As your code shows, gcc/g77 schedulers, either the old one or Haifa, don't do
much for pipelined processors which lack out-of-order execution or shadow
register re-mapping. They do fairly well on several out-of-order processors.
For example, my g77 code speeded up more with a change from R10000 to R12000
processor than the MipsPro code did, and I'm getting generally 80% of the
performance from g77 which I get from MipsPro f90 with a great deal of array
syntax optimization.
The trend in some of the processor families has been to make use of OOO etc.
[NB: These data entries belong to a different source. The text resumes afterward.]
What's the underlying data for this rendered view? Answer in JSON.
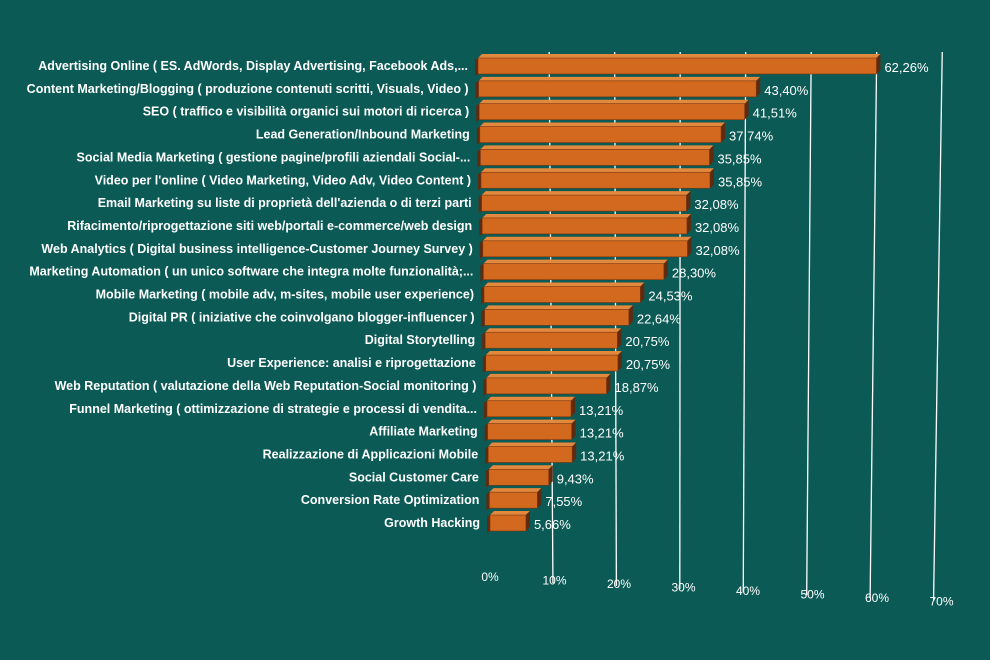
{
  "chart_data": {
    "type": "bar",
    "orientation": "horizontal",
    "categories": [
      "Advertising Online ( ES. AdWords, Display Advertising, Facebook Ads,...",
      "Content Marketing/Blogging ( produzione contenuti scritti, Visuals, Video )",
      "SEO ( traffico e visibilità organici sui motori di ricerca )",
      "Lead Generation/Inbound Marketing",
      "Social Media Marketing ( gestione pagine/profili aziendali Social-...",
      "Video per l'online ( Video Marketing, Video Adv, Video Content )",
      "Email Marketing su liste di proprietà dell'azienda o di terzi parti",
      "Rifacimento/riprogettazione siti web/portali e-commerce/web design",
      "Web Analytics ( Digital business intelligence-Customer Journey Survey )",
      "Marketing Automation ( un unico software che integra molte funzionalità;...",
      "Mobile Marketing ( mobile adv, m-sites, mobile user experience)",
      "Digital PR ( iniziative che coinvolgano blogger-influencer )",
      "Digital Storytelling",
      "User Experience: analisi e riprogettazione",
      "Web Reputation ( valutazione della Web Reputation-Social monitoring )",
      "Funnel Marketing ( ottimizzazione di strategie e processi di vendita...",
      "Affiliate Marketing",
      "Realizzazione di Applicazioni Mobile",
      "Social Customer Care",
      "Conversion Rate Optimization",
      "Growth Hacking"
    ],
    "values": [
      62.26,
      43.4,
      41.51,
      37.74,
      35.85,
      35.85,
      32.08,
      32.08,
      32.08,
      28.3,
      24.53,
      22.64,
      20.75,
      20.75,
      18.87,
      13.21,
      13.21,
      13.21,
      9.43,
      7.55,
      5.66
    ],
    "value_labels": [
      "62,26%",
      "43,40%",
      "41,51%",
      "37,74%",
      "35,85%",
      "35,85%",
      "32,08%",
      "32,08%",
      "32,08%",
      "28,30%",
      "24,53%",
      "22,64%",
      "20,75%",
      "20,75%",
      "18,87%",
      "13,21%",
      "13,21%",
      "13,21%",
      "9,43%",
      "7,55%",
      "5,66%"
    ],
    "xlim": [
      0,
      70
    ],
    "xticks": [
      0,
      10,
      20,
      30,
      40,
      50,
      60,
      70
    ],
    "xtick_labels": [
      "0%",
      "10%",
      "20%",
      "30%",
      "40%",
      "50%",
      "60%",
      "70%"
    ],
    "grid": true,
    "perspective": "3d-tilted",
    "colors": {
      "background": "#0b5a55",
      "bar_front": "#d2691e",
      "bar_top": "#e3893e",
      "bar_side": "#5e2a10",
      "gridline": "#ffffff",
      "text": "#ffffff"
    }
  }
}
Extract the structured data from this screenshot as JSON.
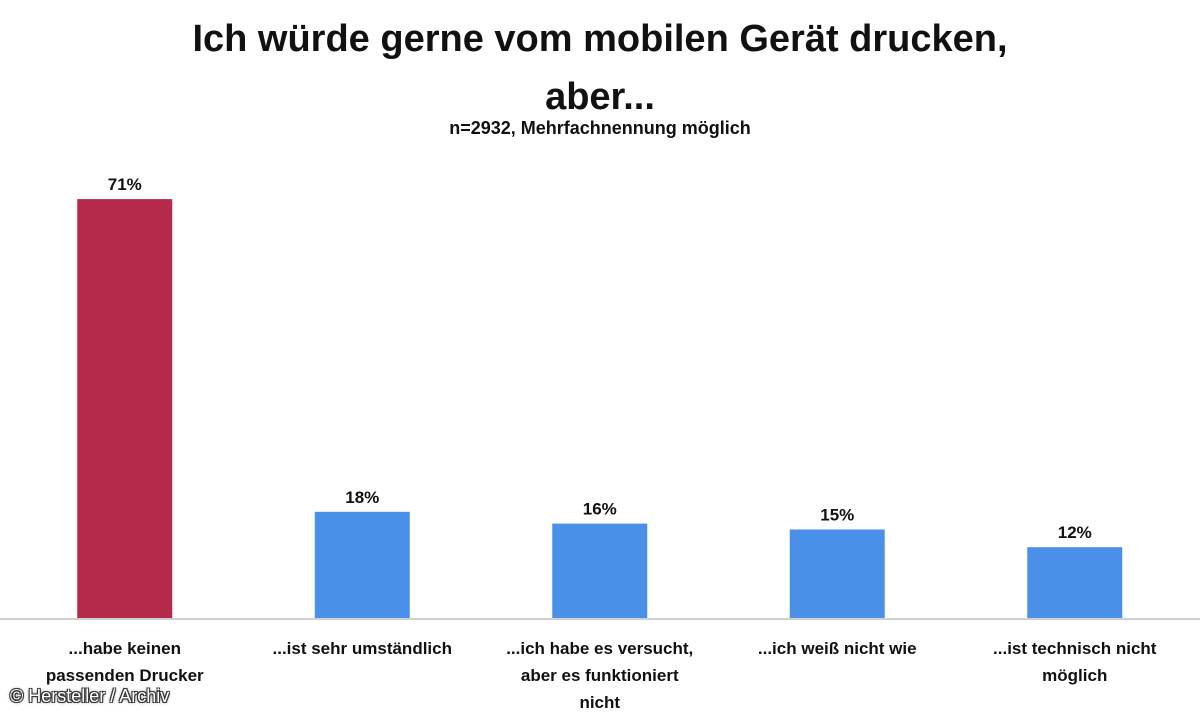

to enable fast execution of simple object code. As the gnu compilers are
required to perform well on such processors, including those which have a
small set of registers directly available to the program, I suppose it's
unlikely that good performance will be obtained where such specialized code
generation is needed. The Pentium II processor runs quite well with the
-mpentiumpro option, which is the one which generates code compatible with
processors back to 486, but without skewing scheduling toward the older
models. This is particularly true of code which doesn't spend much time in
tight little loops.
A trend which goes along with the development of processor families is that
the compilers are tuned for the model which has the largest customer base
paying current support contracts and buying compilers. For example, the
current MipsPro compilers have lost performance on the last Mips models which
lack OOO, even though the architecture switches are retained. g77 never got
even 40% of the speed of the chip vendor's compilers on those older models,
and I'm sure that the vendors weren't thinking of g77 when they developed
better hardware which depends less on code tuning.
If the resources were available, I would rather see effort spent on compiler
transformations such as outer unrolling than on targeting specific CPU models.
Tim
tprince@computer.org